Volkswagen will conduct a recall of the affected European variants of the EA 189 engine, using technical solutions that have been “positively evaluated” by the German Federal Motor Transport Authority (Kraftfahrtbundesamt, KBA). The costs of implementing these solutions will be manageable in technical, manufacturing, and financial terms. The recall involves a software update in the 2.0 and 1.2 liter TDI engines. For the 1.6 liter TDI, a “flow transformer” will be used that increases the measurement precision and, in combination with redesigned software, will “optimize injection quantity”—said Volkswagen. This suggests that the fuel injection system in the 1.6 liter engine is not adequate to ensure the NOx adsorber regeneration at all operating conditions.

The recall of the highest-volume variant, the 2.0 liter TDI, will begin in January 2016. The recall of the 1.2 liter TDI is scheduled to begin in the second quarter of 2016. The implementation phase for the 1.6 liter models is planned to begin in the third quarter to allow time to prepare for the hardware modification. Under the current plan, the entire initiative will take at least all of calendar year 2016. The recall will be implemented free of charge to vehicle owners, said Volkswagen.

Due to the stricter NOx limits in the United States, it is a greater technical challenge to retrofit the vehicles such that all applicable emissions limits can be met with one and the same emissions strategy, said Volkswagen.
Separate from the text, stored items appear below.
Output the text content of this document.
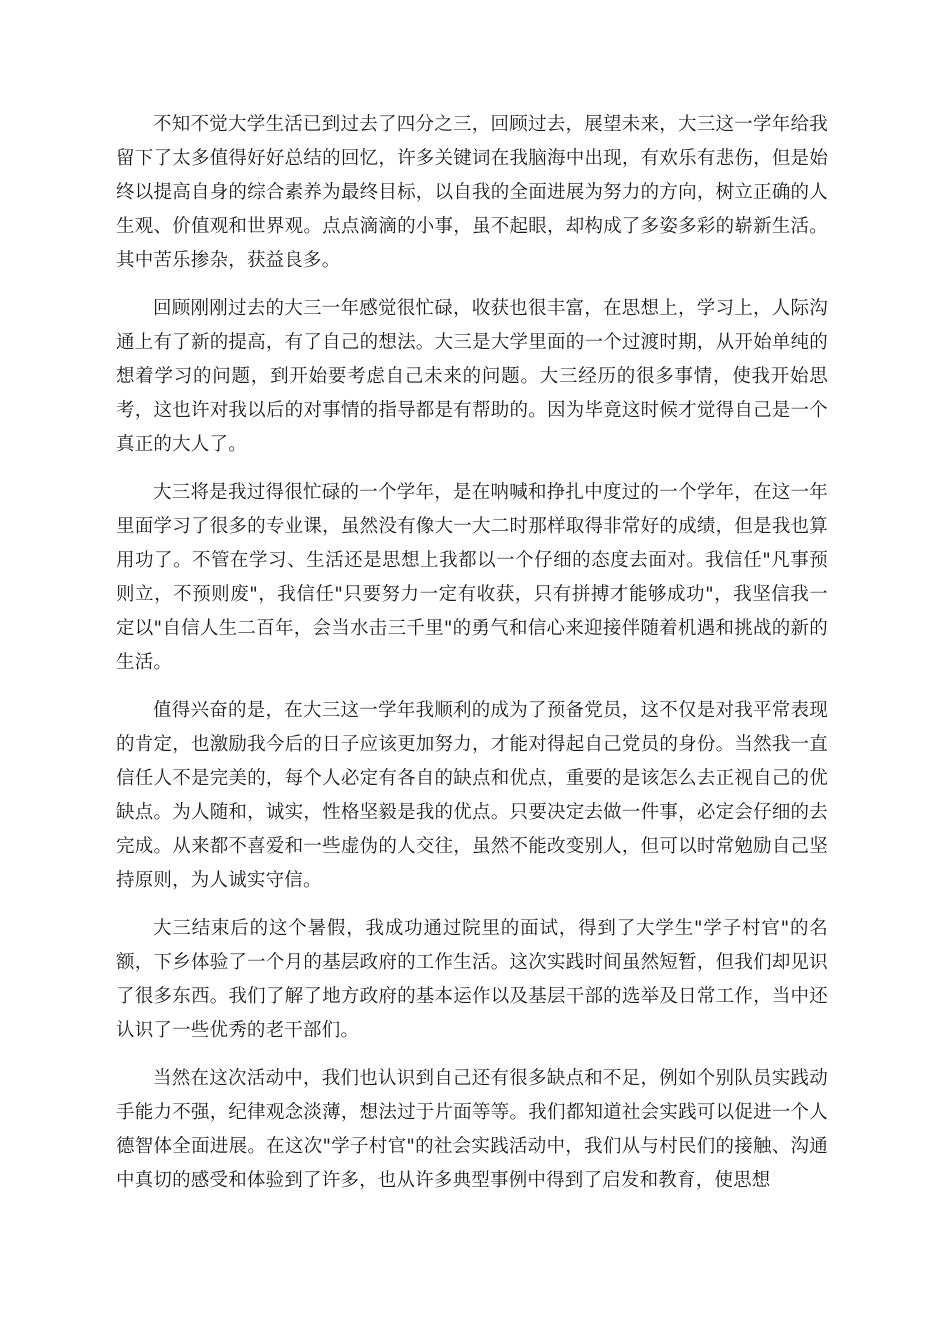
不知不觉大学生活已到过去了四分之三，回顾过去，展望未来，大三这一学年给我留下了太多值得好好总结的回忆，许多关键词在我脑海中出现，有欢乐有悲伤，但是始终以提高自身的综合素养为最终目标，以自我的全面进展为努力的方向，树立正确的人生观、价值观和世界观。点点滴滴的小事，虽不起眼，却构成了多姿多彩的崭新生活。其中苦乐掺杂，获益良多。

回顾刚刚过去的大三一年感觉很忙碌，收获也很丰富，在思想上，学习上，人际沟通上有了新的提高，有了自己的想法。大三是大学里面的一个过渡时期，从开始单纯的想着学习的问题，到开始要考虑自己未来的问题。大三经历的很多事情，使我开始思考，这也许对我以后的对事情的指导都是有帮助的。因为毕竟这时候才觉得自己是一个真正的大人了。

大三将是我过得很忙碌的一个学年，是在呐喊和挣扎中度过的一个学年，在这一年里面学习了很多的专业课，虽然没有像大一大二时那样取得非常好的成绩，但是我也算用功了。不管在学习、生活还是思想上我都以一个仔细的态度去面对。我信任"凡事预则立，不预则废"，我信任"只要努力一定有收获，只有拼搏才能够成功"，我坚信我一定以"自信人生二百年，会当水击三千里"的勇气和信心来迎接伴随着机遇和挑战的新的生活。

值得兴奋的是，在大三这一学年我顺利的成为了预备党员，这不仅是对我平常表现的肯定，也激励我今后的日子应该更加努力，才能对得起自己党员的身份。当然我一直信任人不是完美的，每个人必定有各自的缺点和优点，重要的是该怎么去正视自己的优缺点。为人随和，诚实，性格坚毅是我的优点。只要决定去做一件事，必定会仔细的去完成。从来都不喜爱和一些虚伪的人交往，虽然不能改变别人，但可以时常勉励自己坚持原则，为人诚实守信。

大三结束后的这个暑假，我成功通过院里的面试，得到了大学生"学子村官"的名额，下乡体验了一个月的基层政府的工作生活。这次实践时间虽然短暂，但我们却见识了很多东西。我们了解了地方政府的基本运作以及基层干部的选举及日常工作，当中还认识了一些优秀的老干部们。

当然在这次活动中，我们也认识到自己还有很多缺点和不足，例如个别队员实践动手能力不强，纪律观念淡薄，想法过于片面等等。我们都知道社会实践可以促进一个人德智体全面进展。在这次"学子村官"的社会实践活动中，我们从与村民们的接触、沟通中真切的感受和体验到了许多，也从许多典型事例中得到了启发和教育，使思想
The solution designed for North America will be presented when it is approved by the US Environmental Protection Agency (EPA) and the California Air Resources Board (ARB).

The number of Volkswagen Group vehicles potentially affected by the recall amounts to about 8.5 million in Europe (EU28), including 2.4 million in Germany, and about 0.5 million in the USA and Canada. Under a KBA decision, the recall will be mandatory in Germany. A mandatory recall is also likely in some other European countries, as well as in the United States, where the VW software strategy has been declared illegal by the US EPA and the California ARB. However, the actual number of vehicle upgrades may be significantly smaller. Many VW owners will be reluctant to complete the recall, as the emission upgrades would result in increased fuel consumption and might negatively impact vehicle performance. The affected jurisdictions, both in Europe and in North America, often lack the authority and/or enforcement mechanisms to force vehicle owners to complete the upgrades, even if the recall is mandatory for Volkswagen. In the USA, only California and a couple of other states can enforce the recall through the vehicle license plate renewal system.

In a separate statement, Volkswagen announced that the irregularities in CO2 testing affect significantly fewer vehicles than originally suspected. An internal VW investigation revealed that only about 36,000 vehicles are affected, compared to the 800,000 that were originally suspected. The deviations found in the figures for nine model variants amount to a few grams of CO2 on average, corresponding to increased NEDC fuel consumption of 0.1 to 0.2 L/100 km.

Against this background, the negative impact on earnings of €2 billion that was originally expected has not been confirmed, said the company.